Pretendemos sensibilizar com relação à questão do racismo através de disparadores textuais, fílmicos, poéticos, vivenciais e outros. Propomos grupos de 2 a 3 coordenadores e mais 15 pessoas, formados por funcionários, alunos e professores; sem segmentação, pois entendemos que quanto mais diferentes forem as pessoas, mais rica será́ a troca e a convivência. Nossa proposição inicial é de 6 encontros, podendo se estender até 8, de acordo com o andamento grupal.

Detalhamento dos encontros:

1) Apresentação de cada participante com breve histórico e motivação para participar do aquilombamento.
2) História dos quilombos (trechos de filmes, imagens e textos). É intencional falar da história da escravização no Brasil pelo viés dos quilombos. Ideia de ativação da imaginação política.
3) Racismo estrutural e a miséria psíquica diante da alienação e da animalização não só́ do outro negro, mas do nós, incluindo também o branco. Há um empobrecimento do branco frente a sua alienação. Ocupar politicamente os espaços buscando pensar as estruturas de poder no campo psicanalítico.
4) Racismo institucional e transmissão da psicanálise. Para uma psicanálise mais arejada, é preciso encontrar com o que os brancos denominaram de “ruim” e romper com o ideal de branquitude, encontrar nossa ancestralidade.
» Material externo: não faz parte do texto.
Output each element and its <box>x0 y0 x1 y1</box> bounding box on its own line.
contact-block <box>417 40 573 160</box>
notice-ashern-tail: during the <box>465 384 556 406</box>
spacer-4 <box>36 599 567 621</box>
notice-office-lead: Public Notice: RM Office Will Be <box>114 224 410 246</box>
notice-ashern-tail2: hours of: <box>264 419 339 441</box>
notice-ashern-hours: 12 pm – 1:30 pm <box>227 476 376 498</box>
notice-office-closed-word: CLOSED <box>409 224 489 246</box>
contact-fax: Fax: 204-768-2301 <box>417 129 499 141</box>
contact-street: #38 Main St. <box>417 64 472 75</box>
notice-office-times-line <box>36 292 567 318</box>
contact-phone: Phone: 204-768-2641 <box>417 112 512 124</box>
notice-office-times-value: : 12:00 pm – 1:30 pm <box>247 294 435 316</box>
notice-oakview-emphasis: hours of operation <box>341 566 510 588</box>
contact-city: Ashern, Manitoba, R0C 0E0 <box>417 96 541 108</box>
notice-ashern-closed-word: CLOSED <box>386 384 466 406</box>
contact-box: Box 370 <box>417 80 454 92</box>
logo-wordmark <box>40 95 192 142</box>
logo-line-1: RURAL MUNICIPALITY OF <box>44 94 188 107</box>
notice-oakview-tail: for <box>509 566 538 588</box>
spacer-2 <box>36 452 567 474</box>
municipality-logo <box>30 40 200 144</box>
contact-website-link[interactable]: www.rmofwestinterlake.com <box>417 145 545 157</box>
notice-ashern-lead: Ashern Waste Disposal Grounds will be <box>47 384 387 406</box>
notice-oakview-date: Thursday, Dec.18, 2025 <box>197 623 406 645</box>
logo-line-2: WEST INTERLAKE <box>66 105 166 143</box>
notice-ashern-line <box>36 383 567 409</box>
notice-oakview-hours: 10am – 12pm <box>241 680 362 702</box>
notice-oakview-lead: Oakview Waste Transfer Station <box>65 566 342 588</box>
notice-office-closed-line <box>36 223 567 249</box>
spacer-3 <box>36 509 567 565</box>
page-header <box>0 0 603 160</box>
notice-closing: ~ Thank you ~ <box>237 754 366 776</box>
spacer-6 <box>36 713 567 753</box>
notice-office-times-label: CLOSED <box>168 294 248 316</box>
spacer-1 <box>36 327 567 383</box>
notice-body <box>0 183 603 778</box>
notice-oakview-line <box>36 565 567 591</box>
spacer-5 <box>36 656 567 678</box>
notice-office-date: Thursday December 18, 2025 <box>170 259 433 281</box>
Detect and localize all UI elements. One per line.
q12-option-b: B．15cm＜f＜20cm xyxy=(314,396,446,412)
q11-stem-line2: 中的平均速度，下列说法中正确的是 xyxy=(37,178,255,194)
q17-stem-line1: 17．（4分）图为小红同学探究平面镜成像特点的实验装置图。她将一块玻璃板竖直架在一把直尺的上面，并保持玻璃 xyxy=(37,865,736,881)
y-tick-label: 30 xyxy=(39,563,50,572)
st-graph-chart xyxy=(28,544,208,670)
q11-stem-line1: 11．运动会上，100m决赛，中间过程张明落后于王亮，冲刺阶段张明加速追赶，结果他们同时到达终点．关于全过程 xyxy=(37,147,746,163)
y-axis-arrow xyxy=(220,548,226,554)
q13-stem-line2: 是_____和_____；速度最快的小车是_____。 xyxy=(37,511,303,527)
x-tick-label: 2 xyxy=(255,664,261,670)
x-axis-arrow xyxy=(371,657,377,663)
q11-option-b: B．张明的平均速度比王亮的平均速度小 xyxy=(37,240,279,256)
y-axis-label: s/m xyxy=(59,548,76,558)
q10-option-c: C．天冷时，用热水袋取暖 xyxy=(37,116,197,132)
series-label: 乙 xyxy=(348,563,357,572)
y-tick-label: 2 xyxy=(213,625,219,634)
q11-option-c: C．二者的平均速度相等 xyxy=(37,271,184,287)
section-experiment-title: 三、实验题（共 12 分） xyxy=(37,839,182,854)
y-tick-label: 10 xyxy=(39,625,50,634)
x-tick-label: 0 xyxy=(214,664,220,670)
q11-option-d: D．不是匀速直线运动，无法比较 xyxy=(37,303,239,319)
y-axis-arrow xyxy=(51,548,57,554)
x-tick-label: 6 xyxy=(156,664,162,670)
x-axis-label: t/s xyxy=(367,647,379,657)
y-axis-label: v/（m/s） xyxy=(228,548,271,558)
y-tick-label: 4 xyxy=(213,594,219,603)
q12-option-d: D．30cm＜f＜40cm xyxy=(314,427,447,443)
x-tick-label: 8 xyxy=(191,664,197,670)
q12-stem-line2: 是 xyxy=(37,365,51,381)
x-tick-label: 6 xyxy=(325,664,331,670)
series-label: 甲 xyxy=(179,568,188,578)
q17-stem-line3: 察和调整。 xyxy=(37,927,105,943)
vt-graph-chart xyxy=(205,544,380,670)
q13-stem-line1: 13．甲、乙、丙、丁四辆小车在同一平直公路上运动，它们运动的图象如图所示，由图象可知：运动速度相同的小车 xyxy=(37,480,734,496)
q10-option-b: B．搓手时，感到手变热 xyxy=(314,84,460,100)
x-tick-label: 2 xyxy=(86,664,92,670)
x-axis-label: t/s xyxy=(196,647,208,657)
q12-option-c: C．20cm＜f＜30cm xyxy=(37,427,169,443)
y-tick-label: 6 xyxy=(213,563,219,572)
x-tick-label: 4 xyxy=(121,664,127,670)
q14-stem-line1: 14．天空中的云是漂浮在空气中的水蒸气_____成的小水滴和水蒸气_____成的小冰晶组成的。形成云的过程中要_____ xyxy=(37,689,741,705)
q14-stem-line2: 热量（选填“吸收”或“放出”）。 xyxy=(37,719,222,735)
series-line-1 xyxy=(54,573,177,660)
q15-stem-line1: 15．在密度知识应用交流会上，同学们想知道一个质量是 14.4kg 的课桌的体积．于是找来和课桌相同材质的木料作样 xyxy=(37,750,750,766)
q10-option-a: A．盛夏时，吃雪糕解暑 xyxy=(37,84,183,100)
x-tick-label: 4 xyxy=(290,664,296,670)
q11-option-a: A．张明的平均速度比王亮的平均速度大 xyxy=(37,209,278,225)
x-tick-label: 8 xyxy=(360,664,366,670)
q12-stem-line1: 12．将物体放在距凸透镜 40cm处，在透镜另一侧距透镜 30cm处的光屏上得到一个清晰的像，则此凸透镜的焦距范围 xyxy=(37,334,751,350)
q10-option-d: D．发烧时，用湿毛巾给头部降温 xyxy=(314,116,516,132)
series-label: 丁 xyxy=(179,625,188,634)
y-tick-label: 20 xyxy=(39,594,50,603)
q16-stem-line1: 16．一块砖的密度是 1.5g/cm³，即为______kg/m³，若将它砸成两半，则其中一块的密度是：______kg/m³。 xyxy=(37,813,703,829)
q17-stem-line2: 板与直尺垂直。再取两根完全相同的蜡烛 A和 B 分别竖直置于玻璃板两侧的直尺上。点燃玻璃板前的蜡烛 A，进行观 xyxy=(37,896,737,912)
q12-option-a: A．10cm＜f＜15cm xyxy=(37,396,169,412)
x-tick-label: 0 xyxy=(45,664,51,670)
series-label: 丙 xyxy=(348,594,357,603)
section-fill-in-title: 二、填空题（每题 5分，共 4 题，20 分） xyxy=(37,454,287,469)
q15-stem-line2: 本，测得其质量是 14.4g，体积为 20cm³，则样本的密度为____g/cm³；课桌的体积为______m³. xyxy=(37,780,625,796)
Romper com o maniqueísmo e se abrir para a produção e prática de dispositivos de cuidado e escuta de outros lugares e de forma ampliada.
5) Racismo cotidiano e as práticas antirracistas
6) Saberes afrobrasileiros e ameríndios.
7) História da Psicanálise no Brasil e a sua alienação frente à violência do racismo.



[1] Texto apresentado pelo GTACME na reunião com o CD em 07/08/2021.

[2] Noção de “racial literacy”, cunhada por France Winddance Twine e traduzida por Schucman (2015): "É um conjunto de práticas, baseado em cinco fundamentos. O primeiro é o reconhecimento da branquitude. (...) O segundo é o entendimento de que o racismo é um problema atual e não apenas um legado histórico. (...) O terceiro é o entendimento de que as identidades raciais são aprendidas. (...) O quarto é tomar posse de uma gramática e de um vocabulário racial. (...) O quinto é a capacidade de interpretar os códigos e práticas 'racializadas'. Isso significa perceber quando algo é uma expressão de racismo e não tentar camuflar, dizendo que foi um mal-entendido”.